The Detroit Transportation Corporation is now leading the planning for a new transit hub at Michigan Central. The DTC, which owns and operates the People Mover, will issue a request for proposals for preliminary design and engineering studies this summer, Axios Detroit reported.
The transit hub has been on the table for years as a piece of the Michigan Central development in Corktown — the 30-acre Ford-backed project built around the historic train depot on Michigan Avenue. MDOT, the city of Detroit, and Michigan Central previously announced a plan to build the hub with about $40 million in funding drawn from a combination of federal, state, and local sources.

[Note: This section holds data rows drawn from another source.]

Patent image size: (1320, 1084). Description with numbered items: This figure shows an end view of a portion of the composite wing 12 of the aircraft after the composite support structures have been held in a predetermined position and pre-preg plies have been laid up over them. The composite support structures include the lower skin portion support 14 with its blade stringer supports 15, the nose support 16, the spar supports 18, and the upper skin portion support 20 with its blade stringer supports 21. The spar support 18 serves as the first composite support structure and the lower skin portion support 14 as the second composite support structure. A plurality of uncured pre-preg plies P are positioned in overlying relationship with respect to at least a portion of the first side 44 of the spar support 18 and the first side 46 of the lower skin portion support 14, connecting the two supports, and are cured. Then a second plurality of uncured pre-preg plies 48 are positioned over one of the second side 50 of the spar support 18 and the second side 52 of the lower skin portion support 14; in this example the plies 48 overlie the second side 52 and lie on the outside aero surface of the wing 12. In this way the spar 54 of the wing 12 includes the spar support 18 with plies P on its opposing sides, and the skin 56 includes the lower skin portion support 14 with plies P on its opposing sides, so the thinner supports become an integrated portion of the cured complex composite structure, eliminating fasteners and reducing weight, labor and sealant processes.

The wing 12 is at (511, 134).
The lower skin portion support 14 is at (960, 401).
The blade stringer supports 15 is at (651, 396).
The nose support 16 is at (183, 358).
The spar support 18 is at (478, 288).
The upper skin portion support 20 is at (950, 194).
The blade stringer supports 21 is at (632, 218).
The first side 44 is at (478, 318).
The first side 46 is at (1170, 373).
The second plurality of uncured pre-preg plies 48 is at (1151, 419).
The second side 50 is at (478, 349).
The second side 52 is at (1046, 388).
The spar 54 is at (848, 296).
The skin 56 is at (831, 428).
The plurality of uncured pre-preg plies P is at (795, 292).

The shift to DTC leadership signals the project is moving out of the discussion phase. A spokesperson for the agency was direct about why the assignment landed there. "It was determined that DTC was uniquely positioned to lead this project as the local transit agency with years of expertise in rail construction and operations, station design, federal guideline adherence, placemaking, economic development, activations and events," Ericka Alexander told Axios in an email.
The project remains in early planning. No construction timeline has been set beyond the design phase, and the summer RFP covers preliminary design and engineering studies only. Public records obtained by Axios show earlier cost estimates for a broader conceptual vision in the $150 million to $212 million range. DTC said those figures reflect a scope larger than the current core project.
Michigan Central says the hub remains a priority. Beth Kmetz-Armitage, the organization's director of commercial development, told Axios the project fits a specific ambition. "The transit hub is integral to our vision for positioning Detroit as the international gateway for all of Michigan," she said. Michigan Central is providing consulting services for the project and working alongside DTC and other partners.
The history here is long. The last train out of Michigan Central left in 1988, bound for Chicago. At its peak in the 1940s, more than 4,000 passengers moved through the station daily. The building then sat vacant for decades before Ford acquired it and anchored the Corktown redevelopment around it. Adding Amtrak service and intercity bus service to the site has been discussed since at least last year, when state officials began exploring the option.
The transit hub, if built to the core plan, is meant to replace aging regional facilities and improve connections for a corridor that has been without intercity rail service for nearly four decades. The summer RFP for design and engineering will be the first concrete procurement step.